Author: Krati RAJORIA
N0:1 of 2018
Doing business in the form of company has always been the best option as it gives an opportunity to the members to limit their liabilities. The corporate personality doctrine grants the company certain rights and liabilities. But if the liabilities on the assests of the company exceed its income then the company may at times even collapse. In order to give such companies an option to revive themselves there were several laws in force in India. The Indian insolvency resolution regime underwent a complete overhaul consolidating several pre-existing laws and providing a single law for insolvency and bankruptcy related matters. In May 2016 the Indian parliament enacted the Insolvency and Bankruptcy Code, 2016 (hereinafter IB Code) that became effective in December 2016. The IB Code, 2016 covers the insolvency resolution process as well as liquidation process for individuals and corporate debtors. This paper seeks to critically analyse the new law and its applicability in the last one year of its enforcement, in light of past lessons and series of reforms, to ascertain the effectiveness and future prospects of the reformed insolvency law in India.
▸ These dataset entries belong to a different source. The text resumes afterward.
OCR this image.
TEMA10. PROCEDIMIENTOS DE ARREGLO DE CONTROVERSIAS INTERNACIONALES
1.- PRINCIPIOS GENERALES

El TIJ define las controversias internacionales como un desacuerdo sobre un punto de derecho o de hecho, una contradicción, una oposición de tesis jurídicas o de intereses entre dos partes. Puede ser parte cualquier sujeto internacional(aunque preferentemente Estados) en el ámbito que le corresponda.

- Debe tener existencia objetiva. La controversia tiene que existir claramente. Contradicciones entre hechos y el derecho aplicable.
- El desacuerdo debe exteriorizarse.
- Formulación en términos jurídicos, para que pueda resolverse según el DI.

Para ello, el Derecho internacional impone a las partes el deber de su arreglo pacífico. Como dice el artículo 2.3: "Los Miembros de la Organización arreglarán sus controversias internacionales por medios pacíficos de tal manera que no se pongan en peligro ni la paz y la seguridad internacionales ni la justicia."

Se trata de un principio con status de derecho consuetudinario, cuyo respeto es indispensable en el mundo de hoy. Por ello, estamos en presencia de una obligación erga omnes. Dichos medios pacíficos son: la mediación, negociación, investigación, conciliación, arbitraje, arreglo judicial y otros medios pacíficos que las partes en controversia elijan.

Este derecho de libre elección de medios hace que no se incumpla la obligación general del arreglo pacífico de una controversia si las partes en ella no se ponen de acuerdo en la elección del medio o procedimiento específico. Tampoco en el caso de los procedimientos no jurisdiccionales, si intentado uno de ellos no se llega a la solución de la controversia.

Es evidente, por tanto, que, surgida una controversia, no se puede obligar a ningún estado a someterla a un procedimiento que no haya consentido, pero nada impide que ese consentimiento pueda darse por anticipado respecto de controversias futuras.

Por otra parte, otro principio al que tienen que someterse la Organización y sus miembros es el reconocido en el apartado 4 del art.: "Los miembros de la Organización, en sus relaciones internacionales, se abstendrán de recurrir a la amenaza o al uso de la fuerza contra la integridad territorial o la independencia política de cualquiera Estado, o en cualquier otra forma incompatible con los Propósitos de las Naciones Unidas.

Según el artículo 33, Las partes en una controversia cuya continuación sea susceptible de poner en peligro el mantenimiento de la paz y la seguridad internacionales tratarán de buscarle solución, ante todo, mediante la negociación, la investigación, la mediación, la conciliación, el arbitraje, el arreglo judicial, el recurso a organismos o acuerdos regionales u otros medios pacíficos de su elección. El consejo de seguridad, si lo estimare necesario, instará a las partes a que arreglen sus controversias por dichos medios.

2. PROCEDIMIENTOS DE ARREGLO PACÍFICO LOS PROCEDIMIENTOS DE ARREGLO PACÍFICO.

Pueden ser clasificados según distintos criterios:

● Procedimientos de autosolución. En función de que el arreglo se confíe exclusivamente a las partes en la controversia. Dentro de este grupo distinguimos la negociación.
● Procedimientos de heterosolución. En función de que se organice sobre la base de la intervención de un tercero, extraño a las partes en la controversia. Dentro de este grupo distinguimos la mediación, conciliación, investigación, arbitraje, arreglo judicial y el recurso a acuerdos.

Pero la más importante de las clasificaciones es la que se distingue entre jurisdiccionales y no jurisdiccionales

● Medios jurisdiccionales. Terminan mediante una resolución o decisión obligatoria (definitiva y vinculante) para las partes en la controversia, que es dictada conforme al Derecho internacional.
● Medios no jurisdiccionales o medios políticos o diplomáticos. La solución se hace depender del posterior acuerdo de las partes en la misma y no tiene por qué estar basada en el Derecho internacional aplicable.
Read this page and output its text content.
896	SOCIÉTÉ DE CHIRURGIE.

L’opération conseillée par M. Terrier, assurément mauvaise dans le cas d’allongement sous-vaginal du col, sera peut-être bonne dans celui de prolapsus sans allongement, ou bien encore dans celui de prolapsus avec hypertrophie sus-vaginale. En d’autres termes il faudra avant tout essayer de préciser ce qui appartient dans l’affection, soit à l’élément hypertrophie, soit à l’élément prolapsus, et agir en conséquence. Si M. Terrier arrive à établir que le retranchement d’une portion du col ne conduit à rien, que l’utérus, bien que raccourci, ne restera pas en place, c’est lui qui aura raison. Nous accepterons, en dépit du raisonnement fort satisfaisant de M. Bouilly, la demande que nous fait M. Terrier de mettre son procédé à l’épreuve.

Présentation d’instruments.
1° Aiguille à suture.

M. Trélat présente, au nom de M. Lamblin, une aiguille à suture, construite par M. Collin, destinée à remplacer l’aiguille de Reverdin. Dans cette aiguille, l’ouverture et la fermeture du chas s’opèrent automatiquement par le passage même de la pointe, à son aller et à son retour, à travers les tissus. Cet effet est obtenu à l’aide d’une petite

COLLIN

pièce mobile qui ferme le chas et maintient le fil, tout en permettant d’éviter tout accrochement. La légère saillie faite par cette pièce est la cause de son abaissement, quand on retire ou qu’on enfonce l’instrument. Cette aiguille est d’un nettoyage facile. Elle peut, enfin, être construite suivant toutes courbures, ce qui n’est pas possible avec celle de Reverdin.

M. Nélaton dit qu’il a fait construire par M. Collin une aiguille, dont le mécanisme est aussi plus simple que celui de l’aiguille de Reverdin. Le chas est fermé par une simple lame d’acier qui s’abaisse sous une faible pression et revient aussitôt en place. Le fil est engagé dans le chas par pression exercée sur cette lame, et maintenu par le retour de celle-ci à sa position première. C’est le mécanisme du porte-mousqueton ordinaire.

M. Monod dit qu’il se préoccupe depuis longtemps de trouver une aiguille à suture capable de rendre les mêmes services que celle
The paper is compartmentalised into six parts. Part I focuses on Introduction. Part II details the history of the evolution of insolvency and bankruptcy reforms in India analysing its impact. Part III gives a birds eye view of the IB Code stating reasons for its enactment and highlighting its main features and challenges in its proper implementation. Part IV discusses the moratorium period given under section 14, IB Code, its relevance and a detail account of the nature of this ‘calm period’ (directory or mandatory in nature). Part V discusses the ramifications of IB Code, future of sick companies after disolution of BIFR and the effectiveness of the insolvency resolution process. Part VI is the conclusion.